# 2010 Jetta TDI "Premium 8" radio - is it really this bad?



## julianv (Mar 10, 1999)

My ladyfriend just took delivery of a 2010 Jetta TDI with the "Premium 8" head unit. This is the model with the 6 hard buttons on either side of the touch screen - not the nav model with 8 buttons. The sound quality, on any source, is really awful. Lots of resonances, distorted, no bass. The 2010 Jetta brochure says this is a 10-speaker system. The VW web site says it has 8 speakers. It sounds like a 2-speaker, $50 clock radio from WalMart.
The 6-speaker system in my '99 GTI VR6 sounds MUCH better, and it's just the original VW radio and optional CD unit (not the Monsoon option).
Have VW audio systems been downgraded, or is something wrong with this car? We are not interested in blowing bucks on a custom aftermarket audio system - it's not that important to us. But is it possible to get an improvement by replacing the stock speakers? Will that void our warranty? The owner's manual is full of warnings about how mods to the interior might interfere with airbags, etc.
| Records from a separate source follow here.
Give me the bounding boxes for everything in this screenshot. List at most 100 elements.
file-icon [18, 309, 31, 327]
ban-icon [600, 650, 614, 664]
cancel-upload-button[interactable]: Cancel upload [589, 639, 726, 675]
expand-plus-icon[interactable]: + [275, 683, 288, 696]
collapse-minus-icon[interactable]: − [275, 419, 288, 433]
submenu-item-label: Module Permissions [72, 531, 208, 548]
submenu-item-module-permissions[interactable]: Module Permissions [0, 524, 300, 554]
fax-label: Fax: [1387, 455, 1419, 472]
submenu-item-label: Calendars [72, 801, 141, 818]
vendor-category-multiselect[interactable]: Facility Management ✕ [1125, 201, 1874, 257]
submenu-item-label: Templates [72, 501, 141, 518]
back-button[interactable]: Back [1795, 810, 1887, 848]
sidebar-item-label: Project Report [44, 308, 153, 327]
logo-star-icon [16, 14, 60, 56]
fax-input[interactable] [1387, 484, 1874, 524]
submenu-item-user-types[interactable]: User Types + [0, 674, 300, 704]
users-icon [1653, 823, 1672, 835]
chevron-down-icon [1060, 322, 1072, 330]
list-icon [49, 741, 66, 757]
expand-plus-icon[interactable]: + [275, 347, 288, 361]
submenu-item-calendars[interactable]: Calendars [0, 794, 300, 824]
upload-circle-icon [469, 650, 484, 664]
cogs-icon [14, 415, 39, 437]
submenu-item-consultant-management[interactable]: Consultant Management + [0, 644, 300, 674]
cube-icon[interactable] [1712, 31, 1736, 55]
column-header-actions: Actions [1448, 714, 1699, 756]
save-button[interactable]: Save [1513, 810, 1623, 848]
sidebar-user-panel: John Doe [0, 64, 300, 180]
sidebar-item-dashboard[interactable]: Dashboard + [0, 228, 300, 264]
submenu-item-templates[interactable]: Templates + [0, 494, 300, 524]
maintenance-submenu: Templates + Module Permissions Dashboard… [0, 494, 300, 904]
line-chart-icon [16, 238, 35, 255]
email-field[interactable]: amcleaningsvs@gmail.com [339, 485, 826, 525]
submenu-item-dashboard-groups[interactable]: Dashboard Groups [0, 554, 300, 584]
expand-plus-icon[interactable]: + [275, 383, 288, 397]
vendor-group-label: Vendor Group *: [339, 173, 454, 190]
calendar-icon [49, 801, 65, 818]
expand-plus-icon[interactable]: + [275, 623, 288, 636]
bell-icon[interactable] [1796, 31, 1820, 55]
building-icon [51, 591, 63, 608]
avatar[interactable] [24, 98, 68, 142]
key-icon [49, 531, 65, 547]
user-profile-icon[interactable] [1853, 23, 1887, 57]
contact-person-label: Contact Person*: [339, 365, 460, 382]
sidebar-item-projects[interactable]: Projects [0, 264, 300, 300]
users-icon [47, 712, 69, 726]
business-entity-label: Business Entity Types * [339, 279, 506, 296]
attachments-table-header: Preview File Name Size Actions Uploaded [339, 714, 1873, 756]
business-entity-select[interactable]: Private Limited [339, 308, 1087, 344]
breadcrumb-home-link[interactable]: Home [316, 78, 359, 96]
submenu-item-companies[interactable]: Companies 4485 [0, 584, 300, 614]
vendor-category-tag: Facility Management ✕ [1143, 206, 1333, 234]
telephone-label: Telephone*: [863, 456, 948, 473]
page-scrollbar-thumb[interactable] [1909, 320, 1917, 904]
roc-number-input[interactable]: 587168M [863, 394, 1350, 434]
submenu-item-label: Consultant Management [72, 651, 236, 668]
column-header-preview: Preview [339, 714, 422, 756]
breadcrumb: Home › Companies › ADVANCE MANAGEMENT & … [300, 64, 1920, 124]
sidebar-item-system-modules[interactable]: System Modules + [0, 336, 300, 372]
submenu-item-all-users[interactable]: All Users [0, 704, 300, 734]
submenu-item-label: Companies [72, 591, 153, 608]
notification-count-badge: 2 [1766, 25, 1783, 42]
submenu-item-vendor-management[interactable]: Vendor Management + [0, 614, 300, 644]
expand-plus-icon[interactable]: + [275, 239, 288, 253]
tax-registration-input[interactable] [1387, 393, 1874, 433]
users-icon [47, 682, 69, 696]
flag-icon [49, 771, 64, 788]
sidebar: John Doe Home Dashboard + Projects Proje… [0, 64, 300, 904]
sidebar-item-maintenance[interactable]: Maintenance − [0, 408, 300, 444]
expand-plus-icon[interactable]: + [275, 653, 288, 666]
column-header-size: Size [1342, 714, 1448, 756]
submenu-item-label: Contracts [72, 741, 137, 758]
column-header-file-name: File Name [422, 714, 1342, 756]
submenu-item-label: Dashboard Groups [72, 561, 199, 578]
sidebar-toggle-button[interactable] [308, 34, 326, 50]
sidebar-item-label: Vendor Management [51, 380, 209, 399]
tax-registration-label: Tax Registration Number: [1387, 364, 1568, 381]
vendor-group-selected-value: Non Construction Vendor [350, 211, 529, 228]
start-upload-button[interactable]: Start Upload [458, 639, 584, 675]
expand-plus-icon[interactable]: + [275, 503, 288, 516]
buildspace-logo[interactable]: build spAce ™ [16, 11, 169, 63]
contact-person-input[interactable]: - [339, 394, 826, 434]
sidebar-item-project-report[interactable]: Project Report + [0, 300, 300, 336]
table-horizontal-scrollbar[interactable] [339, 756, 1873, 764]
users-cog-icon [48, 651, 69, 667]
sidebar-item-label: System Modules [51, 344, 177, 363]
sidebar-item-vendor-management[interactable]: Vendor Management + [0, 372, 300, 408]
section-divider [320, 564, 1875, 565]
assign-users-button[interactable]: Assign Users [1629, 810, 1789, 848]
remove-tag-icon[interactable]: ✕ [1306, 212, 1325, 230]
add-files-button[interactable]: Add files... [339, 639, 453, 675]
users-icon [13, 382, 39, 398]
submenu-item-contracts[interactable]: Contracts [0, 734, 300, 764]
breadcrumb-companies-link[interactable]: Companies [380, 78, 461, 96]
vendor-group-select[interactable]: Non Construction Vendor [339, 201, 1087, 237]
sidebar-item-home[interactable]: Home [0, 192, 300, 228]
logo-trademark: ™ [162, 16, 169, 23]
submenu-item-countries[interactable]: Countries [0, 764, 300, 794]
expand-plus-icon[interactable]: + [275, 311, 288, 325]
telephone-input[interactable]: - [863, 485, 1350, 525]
_Modified by julianv at 11:29 PM 2-4-2010_


----------



## WISVW (Aug 25, 2003)

*Re: 2010 Jetta TDI "Premium 8" radio - is it really this bad? (julianv)*

I just came from an 09 GTI with the base unit. I added only a subwoofer, and it was really quite nice.
I now have an 2010 Jetta TDI with the premium 8 as well. I think it has more clarity than the GTI had, and I am really excited to hear it with the sub added back in. 
There are 3 speakers in each front door, and two in each back door, for a total of 10. There may be something wrong with yours?


----------